Last month, the U.S. Department of Health and Human Services (HHS) Office of Inspector General (OIG) followed through on its promise in the 2013 and 2014 Work Plans and released a Special Advisory Bulletin directly addressing pharmaceutical manufacturer copayment coupons. The bulletin and its companion report, “Manufacturer Safeguards May Not Prevent Copayment Coupon Use for Part D Drugs” advise that coupon offerors will risk sanctions if they do not take appropriate steps to ensure that their coupons are not inducing the purchase of items or services paid for by Federal health care programs. This includes, among other things, prescription drugs paid for by Medicare Part D. Even though this bulletin is directed toward pharmaceutical manufacturers, it is important to note that it applies to any entity offering a copayment coupon, as well as pharmacies that accept such manufacturer coupons.

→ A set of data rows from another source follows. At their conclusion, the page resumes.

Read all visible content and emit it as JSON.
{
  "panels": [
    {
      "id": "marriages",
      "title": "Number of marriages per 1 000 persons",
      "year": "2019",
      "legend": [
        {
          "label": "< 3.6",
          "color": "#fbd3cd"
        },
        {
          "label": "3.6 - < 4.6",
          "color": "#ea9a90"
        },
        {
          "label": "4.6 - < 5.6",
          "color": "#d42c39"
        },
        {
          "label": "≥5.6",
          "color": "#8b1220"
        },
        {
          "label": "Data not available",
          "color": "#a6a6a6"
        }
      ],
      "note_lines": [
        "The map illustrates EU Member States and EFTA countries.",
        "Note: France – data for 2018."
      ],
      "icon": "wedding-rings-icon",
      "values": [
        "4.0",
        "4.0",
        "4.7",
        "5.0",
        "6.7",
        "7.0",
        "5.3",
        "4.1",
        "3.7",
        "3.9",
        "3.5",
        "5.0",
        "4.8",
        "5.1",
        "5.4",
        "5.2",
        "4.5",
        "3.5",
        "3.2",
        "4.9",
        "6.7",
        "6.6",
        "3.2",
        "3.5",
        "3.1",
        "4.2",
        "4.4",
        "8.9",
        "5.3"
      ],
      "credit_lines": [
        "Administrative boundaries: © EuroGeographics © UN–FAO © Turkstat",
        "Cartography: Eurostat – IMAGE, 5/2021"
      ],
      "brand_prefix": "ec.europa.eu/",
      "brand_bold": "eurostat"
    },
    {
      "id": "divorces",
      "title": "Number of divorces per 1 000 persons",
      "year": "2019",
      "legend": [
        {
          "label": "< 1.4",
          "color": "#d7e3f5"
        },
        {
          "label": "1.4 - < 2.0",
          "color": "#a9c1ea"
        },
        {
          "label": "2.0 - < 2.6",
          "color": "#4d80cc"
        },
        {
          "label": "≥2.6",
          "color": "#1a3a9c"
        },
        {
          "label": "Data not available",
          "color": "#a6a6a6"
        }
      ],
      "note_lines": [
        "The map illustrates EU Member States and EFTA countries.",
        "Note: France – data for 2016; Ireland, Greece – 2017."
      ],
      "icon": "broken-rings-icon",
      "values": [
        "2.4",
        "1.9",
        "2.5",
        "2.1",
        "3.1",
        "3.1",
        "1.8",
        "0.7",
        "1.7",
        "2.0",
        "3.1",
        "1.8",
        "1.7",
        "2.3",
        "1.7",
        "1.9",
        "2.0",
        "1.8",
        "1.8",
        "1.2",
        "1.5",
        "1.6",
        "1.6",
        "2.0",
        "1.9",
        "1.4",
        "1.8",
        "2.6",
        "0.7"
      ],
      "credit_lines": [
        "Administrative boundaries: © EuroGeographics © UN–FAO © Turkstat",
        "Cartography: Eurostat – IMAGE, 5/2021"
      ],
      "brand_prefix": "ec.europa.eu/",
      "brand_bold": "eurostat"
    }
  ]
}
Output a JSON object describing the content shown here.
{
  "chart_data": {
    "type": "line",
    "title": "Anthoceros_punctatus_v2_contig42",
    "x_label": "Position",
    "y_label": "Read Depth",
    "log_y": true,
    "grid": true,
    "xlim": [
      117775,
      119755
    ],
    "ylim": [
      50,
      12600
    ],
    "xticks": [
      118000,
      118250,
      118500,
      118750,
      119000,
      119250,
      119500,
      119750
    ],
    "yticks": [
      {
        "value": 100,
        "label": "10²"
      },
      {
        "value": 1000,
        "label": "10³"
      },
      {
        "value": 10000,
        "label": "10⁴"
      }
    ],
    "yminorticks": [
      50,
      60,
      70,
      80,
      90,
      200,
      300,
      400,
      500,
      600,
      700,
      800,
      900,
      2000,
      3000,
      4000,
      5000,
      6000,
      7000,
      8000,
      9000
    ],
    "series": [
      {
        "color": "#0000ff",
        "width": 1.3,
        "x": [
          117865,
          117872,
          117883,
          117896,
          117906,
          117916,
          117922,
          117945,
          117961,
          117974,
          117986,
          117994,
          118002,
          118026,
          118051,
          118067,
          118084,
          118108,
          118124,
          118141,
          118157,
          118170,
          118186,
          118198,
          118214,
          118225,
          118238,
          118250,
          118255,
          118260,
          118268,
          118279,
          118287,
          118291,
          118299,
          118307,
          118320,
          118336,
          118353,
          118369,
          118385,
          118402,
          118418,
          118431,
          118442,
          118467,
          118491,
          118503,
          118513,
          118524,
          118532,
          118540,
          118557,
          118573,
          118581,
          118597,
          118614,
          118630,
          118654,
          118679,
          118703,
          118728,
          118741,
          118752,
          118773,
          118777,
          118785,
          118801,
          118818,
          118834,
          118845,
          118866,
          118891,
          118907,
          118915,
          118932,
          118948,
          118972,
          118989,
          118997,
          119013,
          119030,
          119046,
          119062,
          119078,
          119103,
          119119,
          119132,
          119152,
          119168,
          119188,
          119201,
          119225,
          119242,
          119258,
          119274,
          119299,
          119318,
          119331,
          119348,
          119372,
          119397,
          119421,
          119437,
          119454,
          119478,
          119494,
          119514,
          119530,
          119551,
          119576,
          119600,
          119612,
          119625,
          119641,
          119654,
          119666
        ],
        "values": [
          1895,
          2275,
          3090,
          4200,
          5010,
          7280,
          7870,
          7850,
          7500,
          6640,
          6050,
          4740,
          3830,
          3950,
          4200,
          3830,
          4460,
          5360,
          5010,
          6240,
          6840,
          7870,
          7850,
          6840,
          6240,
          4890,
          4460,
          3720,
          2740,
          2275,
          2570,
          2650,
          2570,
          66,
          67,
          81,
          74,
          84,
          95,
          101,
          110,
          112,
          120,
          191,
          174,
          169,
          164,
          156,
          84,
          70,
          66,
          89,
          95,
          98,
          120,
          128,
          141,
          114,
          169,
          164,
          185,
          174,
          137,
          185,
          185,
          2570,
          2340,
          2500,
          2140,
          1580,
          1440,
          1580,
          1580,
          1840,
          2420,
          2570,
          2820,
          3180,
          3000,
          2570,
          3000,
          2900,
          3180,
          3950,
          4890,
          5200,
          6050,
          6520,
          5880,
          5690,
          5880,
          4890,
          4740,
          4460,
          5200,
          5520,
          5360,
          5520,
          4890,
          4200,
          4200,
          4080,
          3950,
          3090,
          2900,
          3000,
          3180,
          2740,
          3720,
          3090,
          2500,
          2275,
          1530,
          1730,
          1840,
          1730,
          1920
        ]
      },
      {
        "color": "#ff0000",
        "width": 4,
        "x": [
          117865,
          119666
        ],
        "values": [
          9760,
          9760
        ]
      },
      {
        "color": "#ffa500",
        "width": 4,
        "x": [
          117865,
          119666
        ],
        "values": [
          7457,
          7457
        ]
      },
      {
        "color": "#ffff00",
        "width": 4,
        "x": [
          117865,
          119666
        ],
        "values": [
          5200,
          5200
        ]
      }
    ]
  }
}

Theresa Carnegie, Carrie Roll, and I recently published an article on this topic in the Health Care Fraud Report published by Bloomberg BNA. The article, OIG Special Advisory Bulletin Provides Guidance on Application of Federal Anti-Kickback Statute to Pharmaceutical Manufacturer Copayment Coupons, provides an overview of the copayment coupon controversy, examines the OIG Special Advisory Bulletin and companion report, and looks at potential alternatives to copayment coupon programs.